解離性障害で最も多いパターン、重要な記憶 ( 特に原因に関連するトラウマ体験 ) を忘れてしまう事が多く見られます。日常生活内での物忘れレベルでは無く、ふと気が付くと全く知らない場所にいたり、直前まで何をしていたのか忘れてしまうと言うもの。思考力・認識力は正常にも関わらず、自らの氏名や住所まで忘れてしまう「全生活史健忘」に陥る危険性もあります。

解離性遁走

遁走とは逃げ出すと言う意味を持ち、その名の通り急に家庭や職場と言った日常的な場所から姿を消して放浪する症状。放浪するまでの記憶が無く、状況によっては自分自身の名前や住んでいた場所すら思い出せない事もあります。本人は記憶を失った事に気が付いておらず、態度は平静ですので第三者から見ただけでは不審に思われる事はありません。発見されて治療を受けると遁走期間中の事も忘れてしまい、催眠療法などを用いて遁走期間中の記憶を再生しようとしても、大抵上手くいきません。遁走の期間には個人差が大きく、数時間で回復する人もいれば数年間に渡って続く事で新しい人生を始める人も存在します。解離性同一性障害を有する人に起こりやすくなっています。

解離性同一性障害

普通の人でも相手によって対応を使い分けたりと、意識して人格を変える場合があります。解離性同一性障害 ( 人格障害 ) は強いストレスを受ける事で、俗に言う多重人格の状態に陥る症状。
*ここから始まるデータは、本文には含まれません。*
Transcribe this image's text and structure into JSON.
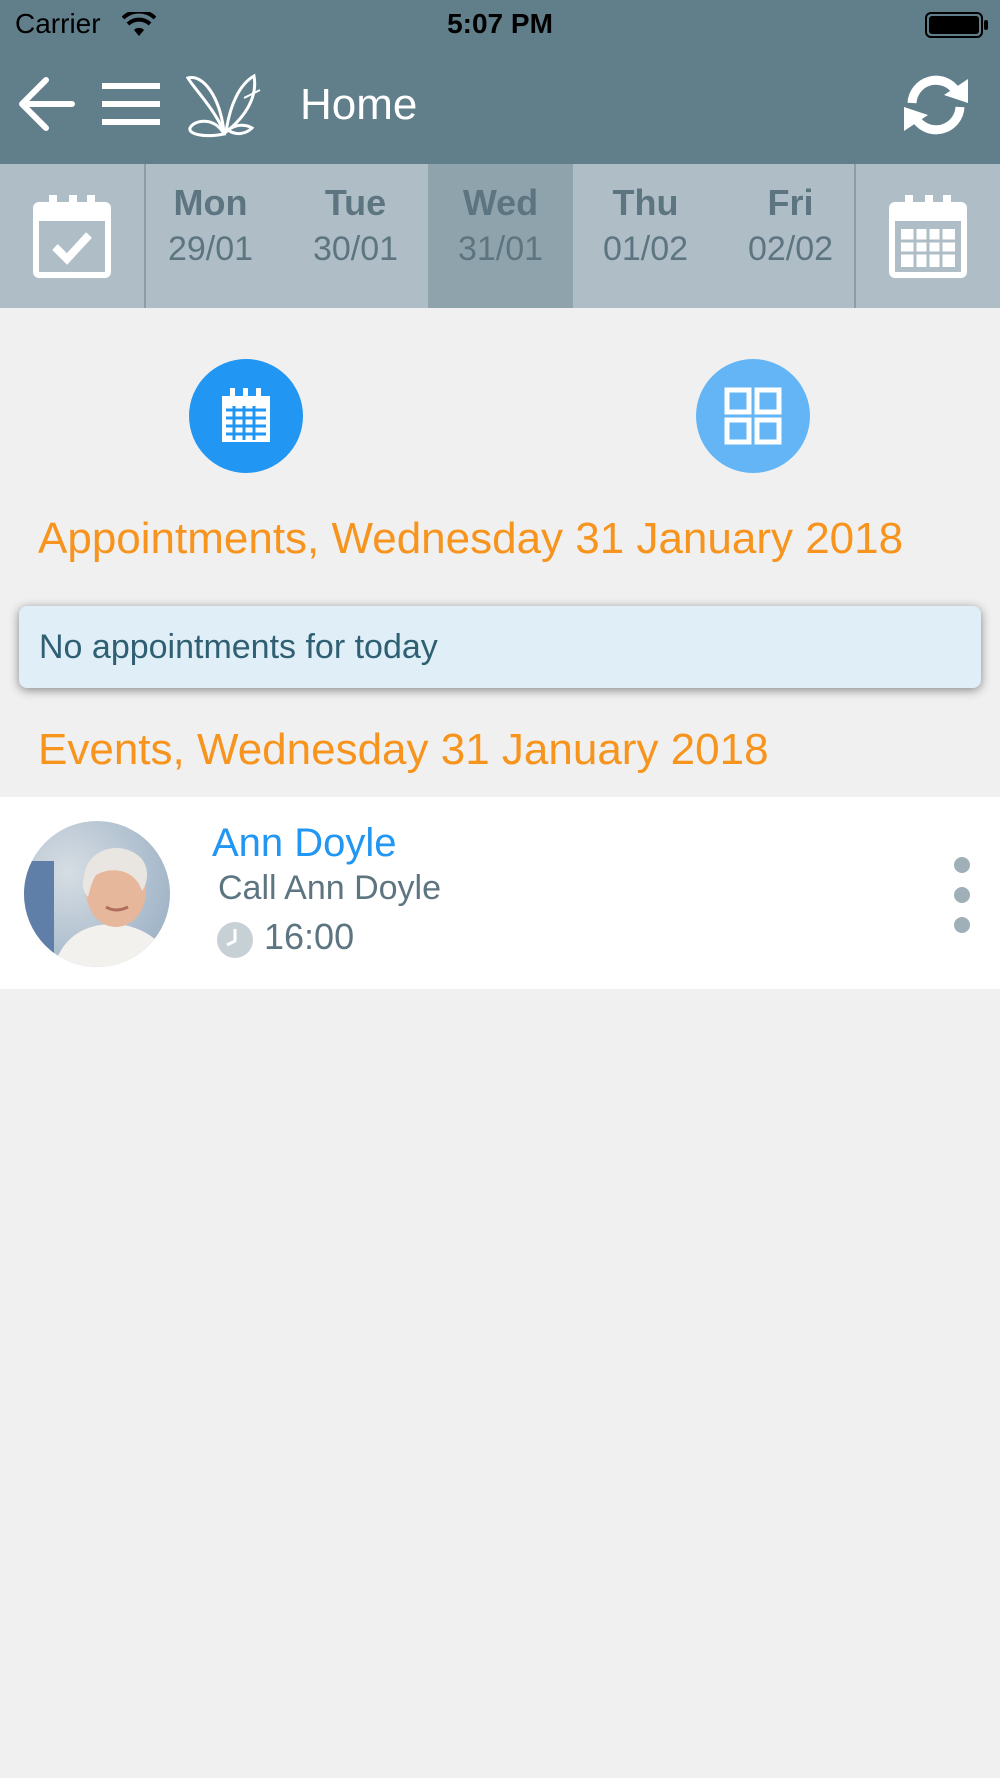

殆どの場合2つ以上の人格 ( 多い人では10人以上 ) が存在します。主人格 ( 本人 ) は他の人格の言動を殆ど覚えませんが、他の人格は主人核の言動を把握している場合も多い。その為、主人格には記憶に空白部分を生じます。

離人症性障害

自身の事でも自分では無い様に思え、まるで傍観者であるかの様に感じる状態。男女比では女性が男性よりも2倍近い発症率を誇る、若年層で起こりやすく40代以上で見掛けられる場合は稀。生命を脅かす強い危険を受けた際に起こりやすい、一時的な場合が多いですが長年に渡って持続、または反復するケースもあります。殆どの場合は治療を施さなくても良くなる事が多い。

解離性昏迷

人間関係などによって強いストレスを生じ、昏迷状態に陥る症状。運動力の減少や欠如、言葉を発する事や食事を取らなくなる場合もあります。

解離性転換障害

運動機能や感覚機能に異常をきたし、声が急に出なくなったり動けなくなる状態。人に触れられても何も感覚を感じない、または触感異常や耳が聞こえなくなる聴覚異常を引き起こす場合もあります。

トランス、憑依

自分が自分だと言う認識が無くなっている状態。あたかも霊などが宿っている様な振る舞いを見せます。

解離性障害の治療

精神的な理由が殆どですので、精神療法を中心に行います。

精神療法

この病気に至って原因を確かめる「精神分析療法」「催眠療法」、症状を改善させる「行動療法」などを行い、解決や症状の改善を試みます。

薬物療法

精神安定剤を用いる事で、精神状態を安定させて症状の改善を図ります。ただし、解離性同一性障害など自身で命を絶つ危険性の高いものである時、OD ( 薬を多量に服用する事 ) 生命に充分注意する必要があります。

解離性障害患者を相手に注意する事

最も気をつけるべき事は、原因についてしつこく追求したり責めたりする事です。その原因は、本人にとっては大きなショックを受ける事であり、それによって障害を起こしているので逆に悪化させかねません。焦る気持ちは分かりますが、本人の気持ちを尊重して静かに見守ってあげて下さい。